Llevo una temporada, demasiado larga, que todo lo que pasa a mi alrededor me supera, me abruma y me deja sin capacidad de reacción. Hay unos cuantos aspectos de mi vida (Ampa, mi empresa, el no saber decir que no a nadie) que me quitan infinito tiempo y energía. Tiempo y energía que robo a mi trabajo, y a mí mismo. Que consiguen que llegue al final de cada día aborrecido, desanimado. No hay manera.
Mañana, además, voy a ser reelegido director de departamento, y tengo que dar una especie de programa electoral. Y en dos semanas empiezan unas clases de un máster al que le hemos dado la vuelta. Y el mundo se derrumba, y yo me desenamoro a marchas forzadas.
Tengo todo abandonado, desde lo más nimio a lo capital, a mí y a mis compañeros, a todos los que me rodean, a los que me quieren y a los que no.

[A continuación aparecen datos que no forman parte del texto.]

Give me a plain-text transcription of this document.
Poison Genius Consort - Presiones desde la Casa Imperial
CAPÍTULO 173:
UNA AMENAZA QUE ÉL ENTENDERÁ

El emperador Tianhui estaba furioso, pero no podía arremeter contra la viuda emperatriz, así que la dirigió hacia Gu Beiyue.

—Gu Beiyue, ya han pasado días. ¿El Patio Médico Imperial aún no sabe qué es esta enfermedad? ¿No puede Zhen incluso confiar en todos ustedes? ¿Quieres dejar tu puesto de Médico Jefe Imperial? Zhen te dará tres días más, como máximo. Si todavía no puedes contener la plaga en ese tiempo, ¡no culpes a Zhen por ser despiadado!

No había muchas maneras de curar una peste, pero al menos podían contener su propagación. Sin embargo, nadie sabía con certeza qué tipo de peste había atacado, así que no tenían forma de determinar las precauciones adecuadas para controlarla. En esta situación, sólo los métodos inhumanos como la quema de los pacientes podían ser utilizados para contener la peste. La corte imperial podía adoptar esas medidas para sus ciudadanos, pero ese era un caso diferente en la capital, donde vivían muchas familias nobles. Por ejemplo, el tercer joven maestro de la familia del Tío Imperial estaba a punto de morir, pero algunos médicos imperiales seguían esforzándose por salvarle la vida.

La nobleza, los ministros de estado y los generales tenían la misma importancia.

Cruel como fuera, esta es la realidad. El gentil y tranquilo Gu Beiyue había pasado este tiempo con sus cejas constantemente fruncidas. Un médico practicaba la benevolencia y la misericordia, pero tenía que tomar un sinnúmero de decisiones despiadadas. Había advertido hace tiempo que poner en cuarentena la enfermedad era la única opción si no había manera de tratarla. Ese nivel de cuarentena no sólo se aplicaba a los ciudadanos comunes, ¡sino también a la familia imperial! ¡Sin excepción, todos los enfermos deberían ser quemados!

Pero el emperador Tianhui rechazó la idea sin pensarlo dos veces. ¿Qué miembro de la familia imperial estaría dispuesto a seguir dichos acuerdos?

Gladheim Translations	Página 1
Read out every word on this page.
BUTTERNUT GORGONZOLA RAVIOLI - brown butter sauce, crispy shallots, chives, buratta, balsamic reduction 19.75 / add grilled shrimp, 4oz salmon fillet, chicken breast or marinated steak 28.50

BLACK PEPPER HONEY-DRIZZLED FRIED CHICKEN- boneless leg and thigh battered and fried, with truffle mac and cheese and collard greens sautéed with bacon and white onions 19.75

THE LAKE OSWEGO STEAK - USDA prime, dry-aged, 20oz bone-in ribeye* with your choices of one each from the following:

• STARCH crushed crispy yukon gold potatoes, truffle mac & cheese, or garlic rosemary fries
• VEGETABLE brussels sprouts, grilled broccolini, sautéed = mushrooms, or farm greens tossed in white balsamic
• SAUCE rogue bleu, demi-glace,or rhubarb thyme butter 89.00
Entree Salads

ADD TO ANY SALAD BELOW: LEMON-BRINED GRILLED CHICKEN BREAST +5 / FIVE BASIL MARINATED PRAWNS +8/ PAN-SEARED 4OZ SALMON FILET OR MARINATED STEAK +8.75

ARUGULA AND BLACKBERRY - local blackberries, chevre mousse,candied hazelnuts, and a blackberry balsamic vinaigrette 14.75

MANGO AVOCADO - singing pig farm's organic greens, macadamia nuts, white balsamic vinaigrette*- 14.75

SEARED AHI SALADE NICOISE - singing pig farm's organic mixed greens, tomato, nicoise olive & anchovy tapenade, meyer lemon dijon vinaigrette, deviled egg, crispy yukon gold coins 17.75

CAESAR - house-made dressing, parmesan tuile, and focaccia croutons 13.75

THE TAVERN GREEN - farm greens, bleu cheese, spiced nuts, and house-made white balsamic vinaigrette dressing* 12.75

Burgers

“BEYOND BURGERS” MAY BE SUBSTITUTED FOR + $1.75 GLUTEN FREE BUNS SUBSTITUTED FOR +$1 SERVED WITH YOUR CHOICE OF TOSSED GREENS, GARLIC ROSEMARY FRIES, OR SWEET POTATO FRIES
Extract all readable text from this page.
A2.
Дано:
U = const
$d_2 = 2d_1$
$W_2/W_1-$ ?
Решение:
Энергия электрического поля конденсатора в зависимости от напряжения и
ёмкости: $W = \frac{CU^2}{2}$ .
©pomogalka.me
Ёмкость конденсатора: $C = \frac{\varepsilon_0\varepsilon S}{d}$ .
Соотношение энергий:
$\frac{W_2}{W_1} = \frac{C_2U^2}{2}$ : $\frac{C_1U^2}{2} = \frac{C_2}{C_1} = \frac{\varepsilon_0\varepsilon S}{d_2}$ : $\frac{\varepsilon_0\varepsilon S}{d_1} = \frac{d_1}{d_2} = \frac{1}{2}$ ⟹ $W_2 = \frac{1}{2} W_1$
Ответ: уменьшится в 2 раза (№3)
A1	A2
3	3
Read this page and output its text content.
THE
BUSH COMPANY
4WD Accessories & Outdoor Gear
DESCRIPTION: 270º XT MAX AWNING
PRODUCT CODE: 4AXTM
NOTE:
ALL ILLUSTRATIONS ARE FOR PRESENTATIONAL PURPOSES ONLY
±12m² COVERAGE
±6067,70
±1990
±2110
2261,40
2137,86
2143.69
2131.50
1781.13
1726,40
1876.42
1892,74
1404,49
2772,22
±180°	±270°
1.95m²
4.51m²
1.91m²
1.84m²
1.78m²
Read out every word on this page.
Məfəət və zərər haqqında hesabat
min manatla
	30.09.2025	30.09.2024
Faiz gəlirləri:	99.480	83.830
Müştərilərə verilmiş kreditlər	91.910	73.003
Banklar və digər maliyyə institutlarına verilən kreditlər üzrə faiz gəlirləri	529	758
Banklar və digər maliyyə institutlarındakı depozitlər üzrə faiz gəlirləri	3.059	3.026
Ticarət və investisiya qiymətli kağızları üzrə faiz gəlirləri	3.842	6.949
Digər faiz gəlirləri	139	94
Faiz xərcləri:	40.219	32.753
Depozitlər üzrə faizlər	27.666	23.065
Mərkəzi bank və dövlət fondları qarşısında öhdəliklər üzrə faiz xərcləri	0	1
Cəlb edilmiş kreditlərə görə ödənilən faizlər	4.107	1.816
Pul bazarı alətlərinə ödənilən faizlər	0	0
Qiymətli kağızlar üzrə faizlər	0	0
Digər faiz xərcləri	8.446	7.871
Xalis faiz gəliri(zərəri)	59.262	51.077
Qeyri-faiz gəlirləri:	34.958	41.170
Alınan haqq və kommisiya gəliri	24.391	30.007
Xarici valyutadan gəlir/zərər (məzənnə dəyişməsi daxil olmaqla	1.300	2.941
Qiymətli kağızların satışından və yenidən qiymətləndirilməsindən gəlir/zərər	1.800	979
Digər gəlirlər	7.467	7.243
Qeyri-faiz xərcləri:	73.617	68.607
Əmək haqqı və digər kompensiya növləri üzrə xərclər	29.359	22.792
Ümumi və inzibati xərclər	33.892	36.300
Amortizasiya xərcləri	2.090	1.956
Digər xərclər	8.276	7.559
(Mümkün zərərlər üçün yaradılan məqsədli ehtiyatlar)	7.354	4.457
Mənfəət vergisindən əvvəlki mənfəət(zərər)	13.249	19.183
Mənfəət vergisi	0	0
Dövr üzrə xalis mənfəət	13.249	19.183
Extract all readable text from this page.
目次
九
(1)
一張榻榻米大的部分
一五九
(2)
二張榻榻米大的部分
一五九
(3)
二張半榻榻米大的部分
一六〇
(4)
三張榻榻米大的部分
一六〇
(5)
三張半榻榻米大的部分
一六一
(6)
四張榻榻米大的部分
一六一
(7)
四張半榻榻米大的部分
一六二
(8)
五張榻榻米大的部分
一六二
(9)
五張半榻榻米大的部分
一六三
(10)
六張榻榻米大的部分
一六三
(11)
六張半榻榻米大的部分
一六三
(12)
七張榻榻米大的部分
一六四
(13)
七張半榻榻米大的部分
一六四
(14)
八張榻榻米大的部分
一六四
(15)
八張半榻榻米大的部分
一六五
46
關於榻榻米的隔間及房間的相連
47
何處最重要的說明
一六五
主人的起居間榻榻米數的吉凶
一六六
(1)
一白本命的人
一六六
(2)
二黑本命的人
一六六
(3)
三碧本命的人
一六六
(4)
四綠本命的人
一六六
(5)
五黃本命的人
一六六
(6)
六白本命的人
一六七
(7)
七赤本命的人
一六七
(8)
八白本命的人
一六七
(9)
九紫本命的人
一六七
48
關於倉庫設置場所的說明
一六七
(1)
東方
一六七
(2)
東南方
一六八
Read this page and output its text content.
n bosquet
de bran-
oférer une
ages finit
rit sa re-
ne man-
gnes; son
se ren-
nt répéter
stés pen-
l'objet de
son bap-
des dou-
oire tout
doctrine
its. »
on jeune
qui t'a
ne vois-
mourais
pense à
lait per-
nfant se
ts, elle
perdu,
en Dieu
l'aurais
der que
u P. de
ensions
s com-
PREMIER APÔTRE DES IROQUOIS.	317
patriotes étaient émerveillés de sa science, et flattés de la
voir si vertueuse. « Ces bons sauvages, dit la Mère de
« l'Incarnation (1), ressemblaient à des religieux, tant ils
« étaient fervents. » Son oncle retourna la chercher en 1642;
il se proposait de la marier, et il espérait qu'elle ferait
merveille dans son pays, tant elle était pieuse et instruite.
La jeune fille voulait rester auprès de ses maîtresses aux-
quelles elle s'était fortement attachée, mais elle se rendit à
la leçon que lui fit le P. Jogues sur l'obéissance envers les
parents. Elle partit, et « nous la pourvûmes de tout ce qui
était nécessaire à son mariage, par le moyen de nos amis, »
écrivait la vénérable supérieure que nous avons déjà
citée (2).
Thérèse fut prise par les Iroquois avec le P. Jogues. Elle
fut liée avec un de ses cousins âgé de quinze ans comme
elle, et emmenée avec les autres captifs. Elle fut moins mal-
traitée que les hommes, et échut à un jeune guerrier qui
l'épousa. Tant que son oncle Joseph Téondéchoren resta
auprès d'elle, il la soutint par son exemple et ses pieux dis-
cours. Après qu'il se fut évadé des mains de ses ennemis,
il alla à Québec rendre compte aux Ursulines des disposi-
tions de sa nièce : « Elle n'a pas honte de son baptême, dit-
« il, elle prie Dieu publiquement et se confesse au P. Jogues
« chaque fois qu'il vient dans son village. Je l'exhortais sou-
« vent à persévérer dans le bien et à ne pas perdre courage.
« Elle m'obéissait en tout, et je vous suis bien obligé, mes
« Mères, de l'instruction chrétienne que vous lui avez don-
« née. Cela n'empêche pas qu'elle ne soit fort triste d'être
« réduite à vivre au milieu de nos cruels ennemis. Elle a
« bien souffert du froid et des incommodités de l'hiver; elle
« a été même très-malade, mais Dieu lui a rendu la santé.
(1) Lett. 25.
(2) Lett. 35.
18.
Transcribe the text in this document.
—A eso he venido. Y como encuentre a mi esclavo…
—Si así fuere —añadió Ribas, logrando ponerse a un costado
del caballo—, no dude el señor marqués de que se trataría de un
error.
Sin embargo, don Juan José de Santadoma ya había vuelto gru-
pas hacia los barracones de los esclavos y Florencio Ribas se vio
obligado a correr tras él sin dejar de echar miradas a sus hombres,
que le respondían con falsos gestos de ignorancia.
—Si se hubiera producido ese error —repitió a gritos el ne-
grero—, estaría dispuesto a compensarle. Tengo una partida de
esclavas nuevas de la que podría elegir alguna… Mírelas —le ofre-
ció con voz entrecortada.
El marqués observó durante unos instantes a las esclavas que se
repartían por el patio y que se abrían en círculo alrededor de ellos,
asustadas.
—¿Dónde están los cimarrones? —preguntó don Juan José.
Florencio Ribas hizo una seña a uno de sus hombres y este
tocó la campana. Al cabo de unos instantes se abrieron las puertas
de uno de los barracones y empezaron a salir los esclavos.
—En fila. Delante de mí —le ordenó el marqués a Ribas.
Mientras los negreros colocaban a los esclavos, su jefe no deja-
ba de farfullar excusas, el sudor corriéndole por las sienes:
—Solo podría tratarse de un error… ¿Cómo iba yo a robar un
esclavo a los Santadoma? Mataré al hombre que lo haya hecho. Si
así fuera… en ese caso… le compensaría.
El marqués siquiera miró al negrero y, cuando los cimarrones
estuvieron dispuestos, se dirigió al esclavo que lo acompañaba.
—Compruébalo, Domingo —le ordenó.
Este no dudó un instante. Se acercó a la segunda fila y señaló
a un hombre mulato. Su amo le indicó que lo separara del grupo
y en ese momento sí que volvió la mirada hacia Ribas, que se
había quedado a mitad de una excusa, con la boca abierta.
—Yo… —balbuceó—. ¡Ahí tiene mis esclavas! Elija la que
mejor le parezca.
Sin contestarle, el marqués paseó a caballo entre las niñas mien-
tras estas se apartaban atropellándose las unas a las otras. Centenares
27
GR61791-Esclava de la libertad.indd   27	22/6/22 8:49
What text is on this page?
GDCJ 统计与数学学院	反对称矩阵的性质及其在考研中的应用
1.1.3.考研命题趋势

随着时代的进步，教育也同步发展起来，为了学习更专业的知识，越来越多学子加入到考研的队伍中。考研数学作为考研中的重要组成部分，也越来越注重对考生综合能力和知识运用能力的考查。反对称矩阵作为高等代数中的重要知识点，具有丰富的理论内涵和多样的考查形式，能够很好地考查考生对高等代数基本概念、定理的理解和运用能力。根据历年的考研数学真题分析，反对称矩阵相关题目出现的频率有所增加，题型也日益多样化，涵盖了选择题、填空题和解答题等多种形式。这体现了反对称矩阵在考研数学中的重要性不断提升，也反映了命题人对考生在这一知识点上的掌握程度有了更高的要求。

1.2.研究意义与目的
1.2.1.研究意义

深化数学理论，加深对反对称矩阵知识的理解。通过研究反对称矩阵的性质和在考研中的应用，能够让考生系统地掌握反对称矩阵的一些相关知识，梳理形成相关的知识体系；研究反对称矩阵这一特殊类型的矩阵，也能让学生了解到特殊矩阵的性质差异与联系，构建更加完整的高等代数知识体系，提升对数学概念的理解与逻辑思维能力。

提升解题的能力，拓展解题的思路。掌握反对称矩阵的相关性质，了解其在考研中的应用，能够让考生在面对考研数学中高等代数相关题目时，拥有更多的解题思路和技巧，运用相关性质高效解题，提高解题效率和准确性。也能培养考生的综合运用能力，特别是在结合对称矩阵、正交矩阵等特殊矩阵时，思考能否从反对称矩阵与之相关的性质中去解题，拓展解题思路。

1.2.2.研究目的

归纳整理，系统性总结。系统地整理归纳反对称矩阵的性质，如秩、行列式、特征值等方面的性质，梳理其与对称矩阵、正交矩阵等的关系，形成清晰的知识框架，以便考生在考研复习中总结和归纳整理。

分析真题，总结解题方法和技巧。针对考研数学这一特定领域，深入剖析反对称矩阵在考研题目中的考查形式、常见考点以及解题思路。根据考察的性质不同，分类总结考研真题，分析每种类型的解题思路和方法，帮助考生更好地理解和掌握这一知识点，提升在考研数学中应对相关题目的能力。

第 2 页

En esas circunstancias, queda poco espacio para la ternura. No puedo y no quiero nada, menudo follón.
«Ojalá viváis tiempos interesantes» dice la maldición china. Ya no sé ni para dónde tirar. Todas las mañanas simplemente me levanto, procuro hacerme pocas preguntas y me dedico a darme bofetadas con mi vida.